For the half year following Michael’s initiation into the Chicago Outfit, the made man’s life proceeded in a nonviolent, routine manner.
At times he felt as if he’d wandered out of reality and onto a Hollywood soundstage. After all, his girlfriend looked like a movie star, screwed him silly on a regular basis, and made upon him no demands whatsoever. His apartment — appointed in a contemporary manner, all browns and greens — had a bedroom, living room, kitchenette, and a balcony view of the city. While he worked long hours, he for the most part sat around, reading magazines and novels, receiving a two-hundred-dollar-a-week check, for accounting purposes, and eight hundred cash, for his own.
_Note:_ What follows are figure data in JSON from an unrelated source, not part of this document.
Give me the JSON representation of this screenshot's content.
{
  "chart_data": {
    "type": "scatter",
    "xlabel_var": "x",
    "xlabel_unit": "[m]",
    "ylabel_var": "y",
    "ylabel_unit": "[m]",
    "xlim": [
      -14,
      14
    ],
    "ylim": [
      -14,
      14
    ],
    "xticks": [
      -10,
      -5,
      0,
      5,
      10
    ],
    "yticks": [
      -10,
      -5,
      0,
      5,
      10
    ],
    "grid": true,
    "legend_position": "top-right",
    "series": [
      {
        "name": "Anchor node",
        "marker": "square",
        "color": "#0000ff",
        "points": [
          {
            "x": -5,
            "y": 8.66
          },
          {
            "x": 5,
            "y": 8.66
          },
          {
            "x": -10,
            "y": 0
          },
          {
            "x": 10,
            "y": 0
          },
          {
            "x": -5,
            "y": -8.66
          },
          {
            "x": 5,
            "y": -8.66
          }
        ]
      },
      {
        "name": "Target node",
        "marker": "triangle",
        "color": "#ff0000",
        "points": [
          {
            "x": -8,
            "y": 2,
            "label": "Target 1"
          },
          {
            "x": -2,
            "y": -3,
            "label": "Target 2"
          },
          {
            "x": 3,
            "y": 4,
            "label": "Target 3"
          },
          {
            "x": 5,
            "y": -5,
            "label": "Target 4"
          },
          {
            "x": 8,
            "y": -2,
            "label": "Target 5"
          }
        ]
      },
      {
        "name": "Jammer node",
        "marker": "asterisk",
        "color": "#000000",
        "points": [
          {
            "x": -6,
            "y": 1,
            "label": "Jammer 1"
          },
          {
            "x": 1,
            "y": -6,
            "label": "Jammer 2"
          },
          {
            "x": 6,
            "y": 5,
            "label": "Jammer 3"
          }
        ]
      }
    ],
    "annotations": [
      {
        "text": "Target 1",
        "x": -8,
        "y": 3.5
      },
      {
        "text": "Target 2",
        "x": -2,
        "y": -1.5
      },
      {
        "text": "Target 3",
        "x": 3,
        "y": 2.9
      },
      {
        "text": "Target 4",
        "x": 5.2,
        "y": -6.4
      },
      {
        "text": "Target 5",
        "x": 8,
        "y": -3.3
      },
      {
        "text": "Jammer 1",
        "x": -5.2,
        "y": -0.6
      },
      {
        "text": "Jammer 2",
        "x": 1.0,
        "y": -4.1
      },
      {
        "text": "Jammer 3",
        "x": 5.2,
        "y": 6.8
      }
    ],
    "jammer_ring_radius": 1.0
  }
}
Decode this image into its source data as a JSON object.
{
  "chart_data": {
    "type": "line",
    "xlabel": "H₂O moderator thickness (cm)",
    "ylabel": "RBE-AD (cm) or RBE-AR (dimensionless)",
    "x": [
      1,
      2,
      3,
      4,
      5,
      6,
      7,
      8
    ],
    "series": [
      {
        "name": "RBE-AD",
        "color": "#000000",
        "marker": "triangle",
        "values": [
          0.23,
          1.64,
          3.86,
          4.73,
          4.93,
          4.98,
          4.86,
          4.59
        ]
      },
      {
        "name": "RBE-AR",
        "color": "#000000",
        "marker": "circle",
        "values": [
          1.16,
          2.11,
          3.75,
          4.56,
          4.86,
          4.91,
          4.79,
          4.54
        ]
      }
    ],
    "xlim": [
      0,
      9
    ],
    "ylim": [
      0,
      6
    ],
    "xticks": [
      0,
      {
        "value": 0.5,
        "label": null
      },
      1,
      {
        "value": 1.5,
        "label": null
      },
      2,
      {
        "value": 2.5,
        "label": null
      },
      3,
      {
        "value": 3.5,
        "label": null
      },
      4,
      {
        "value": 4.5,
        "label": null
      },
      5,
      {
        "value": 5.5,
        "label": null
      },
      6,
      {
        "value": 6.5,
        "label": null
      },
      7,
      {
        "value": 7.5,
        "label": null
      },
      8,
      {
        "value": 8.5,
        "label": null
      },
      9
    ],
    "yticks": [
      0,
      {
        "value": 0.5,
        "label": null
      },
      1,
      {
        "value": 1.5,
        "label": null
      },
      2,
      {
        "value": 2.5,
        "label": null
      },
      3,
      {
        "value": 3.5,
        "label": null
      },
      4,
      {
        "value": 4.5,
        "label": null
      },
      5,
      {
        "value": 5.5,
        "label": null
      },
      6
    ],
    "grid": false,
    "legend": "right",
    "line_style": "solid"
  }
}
He dined out at top restaurants, from Don the Beachcomber’s to Henrici’s, and here at the Seneca Hotel, owned by Outfit investors, his meals, drinks, everything, was (like his suite) comped. A free ride at most nightspots was waiting, too, from the Chez Paree to the Mayfair Room. He wore custom suits from a Michigan Avenue haberdashery attuned to the special needs of the well-armed gentleman about town; and a company car was his on off hours, ration tickets no problem. And like any good American, he bought war bonds.
As he floated through this easy, vaguely exciting life, directionless, empty, yet numbly content, only a few times a day did Michael feel pangs of... not conscience, exactly, more like twinges. Twinges of character.